None of the world’s best and fastest athletes from a myriad of sports run with a braced core. Even Usain Bolt, the fastest man in recorded history, shifts his head dramatically from side-to-side while he smashes world records. So, how do you begin to tap into the speed of Bolt or the power of Tyson? The answer is by coiling your core with head-over foot-technique.
It’s all about biomechanics. Because the spine is as curved as it is, flexion in the frontal plane (side-bending) causes axial counter-rotation of the spine in the transverse plane. Side-bending to the left causes the left shoulder to rotate down and back and the left hip to rotate up and forward. The lats are essential when coiling your core due to their connection with the thoracolumbar fascia (TLF). Consequently, inhibition of the latissimus dorsi can cause compensations in the neck, shoulder, elbow, lower back, and gait. How does this happen?
When the body perceives instability in a joint, it will very often either compress that joint or a nearby joint. In the case of the elbow, inhibition of the lat causes the elbow to compress in order to stabilize the shoulder joint, many times resulting in tennis elbow. The biggest victim, however, is our lower backs. Since the lats are contiguous with the TLF, any inhibition of the lat will cause compensations in our muscles and their function. These include the muscles of the ipsilateral erector spinae group, the quadratus lumborum, the gluteus maximus, and the gluteus medius. This inhibition may also cause a contralateral rotational compensation, including the piriformis. This fascia is a critical attachment point through which several muscles can exert their desired effects.
Getting Around Restrictions
Take a look at the picture below. You can easily recognize the TLF and lat, but look at the way that the gluteus maximus' fibers are oriented. If those forces are transferred across that TLF, they go right into the "wheelhouse" of the gluteus maximus. In other words, they work synergistically, linking one shoulder with the opposite hip. Thomas Myers goes even deeper in his book, Anatomy Trains. He discusses the spiral line, a fascial connection between the shoulder and opposite leg, from the hip to the ankle. If you have restrictions in the spiral line, both ends of the line will be negatively affected.
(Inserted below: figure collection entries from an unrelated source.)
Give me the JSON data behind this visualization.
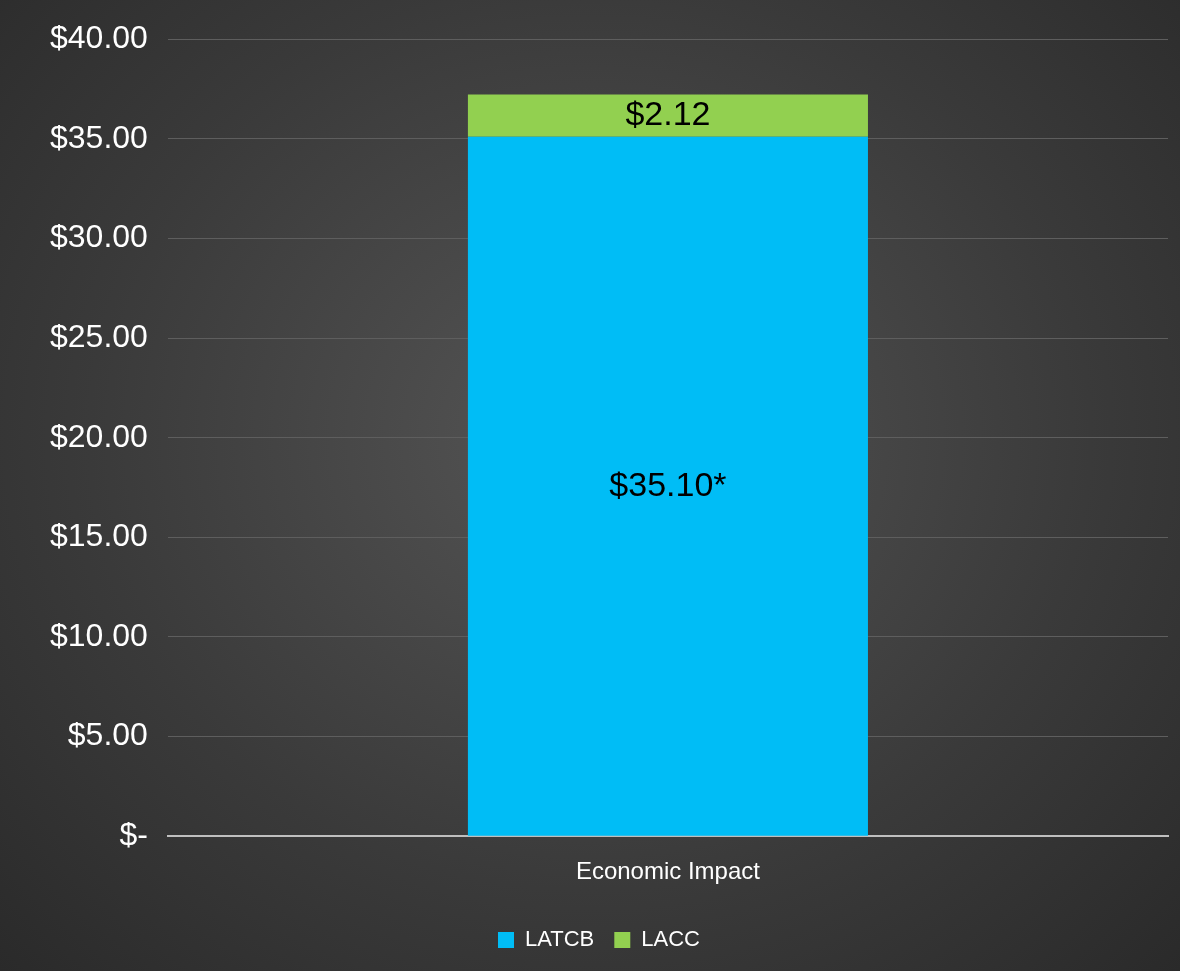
{
  "chart_data": {
    "type": "bar",
    "stacked": true,
    "categories": [
      "Economic Impact"
    ],
    "series": [
      {
        "name": "LATCB",
        "color": "#00bdf6",
        "values": [
          35.1
        ],
        "value_labels": [
          "$35.10*"
        ]
      },
      {
        "name": "LACC",
        "color": "#92d050",
        "values": [
          2.12
        ],
        "value_labels": [
          "$2.12"
        ]
      }
    ],
    "ylim": [
      0,
      40
    ],
    "yticks": [
      {
        "value": 0,
        "label": "$-"
      },
      {
        "value": 5,
        "label": "$5.00"
      },
      {
        "value": 10,
        "label": "$10.00"
      },
      {
        "value": 15,
        "label": "$15.00"
      },
      {
        "value": 20,
        "label": "$20.00"
      },
      {
        "value": 25,
        "label": "$25.00"
      },
      {
        "value": 30,
        "label": "$30.00"
      },
      {
        "value": 35,
        "label": "$35.00"
      },
      {
        "value": 40,
        "label": "$40.00"
      }
    ],
    "grid": "y",
    "legend": "bottom"
  }
}
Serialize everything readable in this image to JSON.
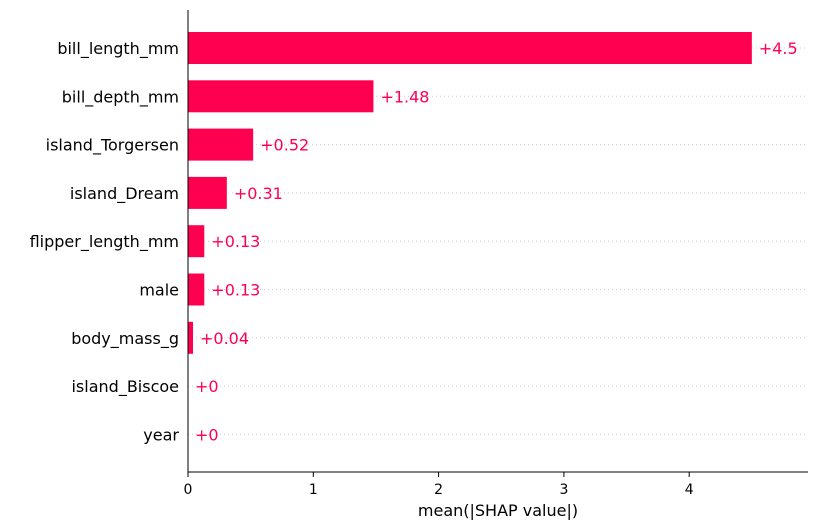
{
  "chart_data": {
    "type": "bar",
    "orientation": "horizontal",
    "title": "",
    "xlabel": "mean(|SHAP value|)",
    "ylabel": "",
    "categories": [
      "bill_length_mm",
      "bill_depth_mm",
      "island_Torgersen",
      "island_Dream",
      "flipper_length_mm",
      "male",
      "body_mass_g",
      "island_Biscoe",
      "year"
    ],
    "values": [
      4.5,
      1.48,
      0.52,
      0.31,
      0.13,
      0.13,
      0.04,
      0.0,
      0.0
    ],
    "value_labels": [
      "+4.5",
      "+1.48",
      "+0.52",
      "+0.31",
      "+0.13",
      "+0.13",
      "+0.04",
      "+0",
      "+0"
    ],
    "xlim": [
      0,
      4.95
    ],
    "xticks": [
      0,
      1,
      2,
      3,
      4
    ],
    "xtick_labels": [
      "0",
      "1",
      "2",
      "3",
      "4"
    ],
    "grid": "dotted horizontal guide lines per feature",
    "legend": "none",
    "bar_color": "#ff0051",
    "label_color": "#ff0051",
    "grid_color": "#cccccc"
  }
}
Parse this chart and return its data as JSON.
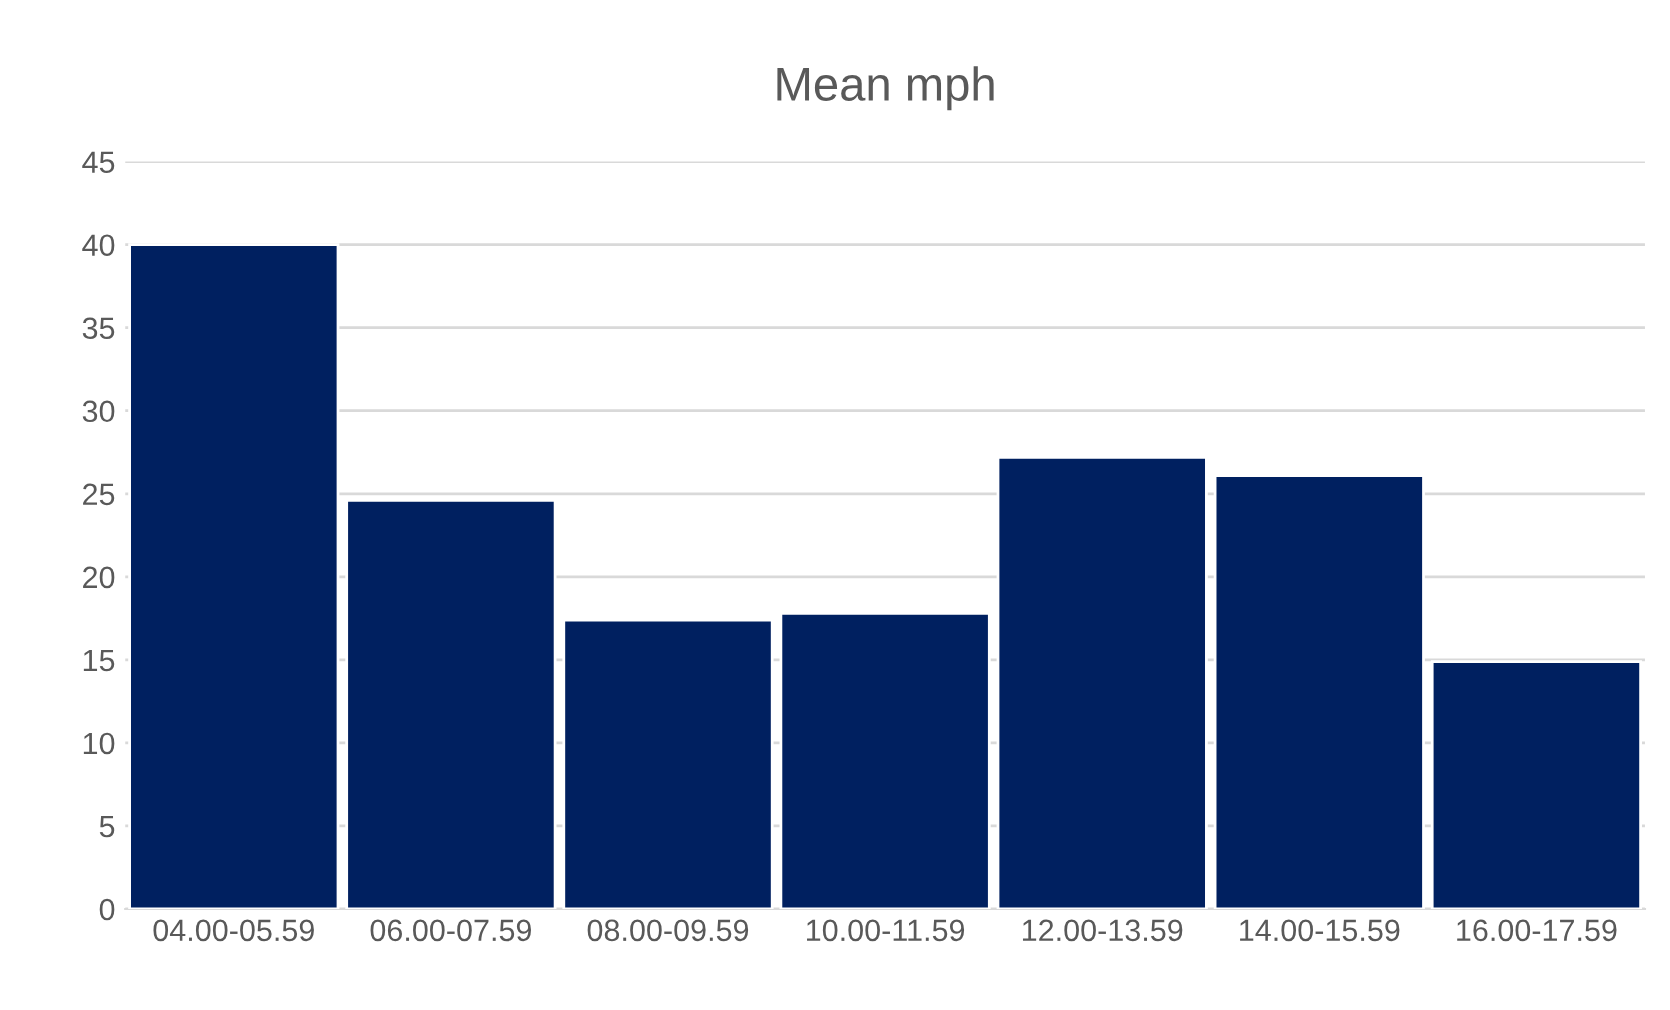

If the inhibited lats and fascia can cause such global problems, then they can also facilitate explosive movements when open and working properly. The key to the best utilization of our core while running is to use the spine. By using the WeckMethod Sidewinder drill and cuing athletes to place their head over their foot (HOF), we can coil the core and utilize the lats in a few easy steps. In the video below, David Weck gives a detailed explanation on how we accomplish this task.
Enhance Every Movement
In the case of the WeckMethod Sidewinder drill, we focus on coiling training to enhance the contralateral serape effect to take full advantage of our spiral line. Our core is directly related to how fast and efficiently runners run, fighters fight, and rotational sports throw. The head over foot training technique enhances every movement. Our coiling core is crucial in force production and maintaining balance. Understanding how these patterns are formed and relate is necessary to make every step stronger.
1. Murphy, T.J. "A Runner's Secret to Maximum Force Production: The Organized Spine." STACK. January 20, 2014. Accessed 2017.
2. Myers, Thomas W., and Susan K. Hillman. Anatomy Trains. London: Primal Pictures Ltd., 2004. Print.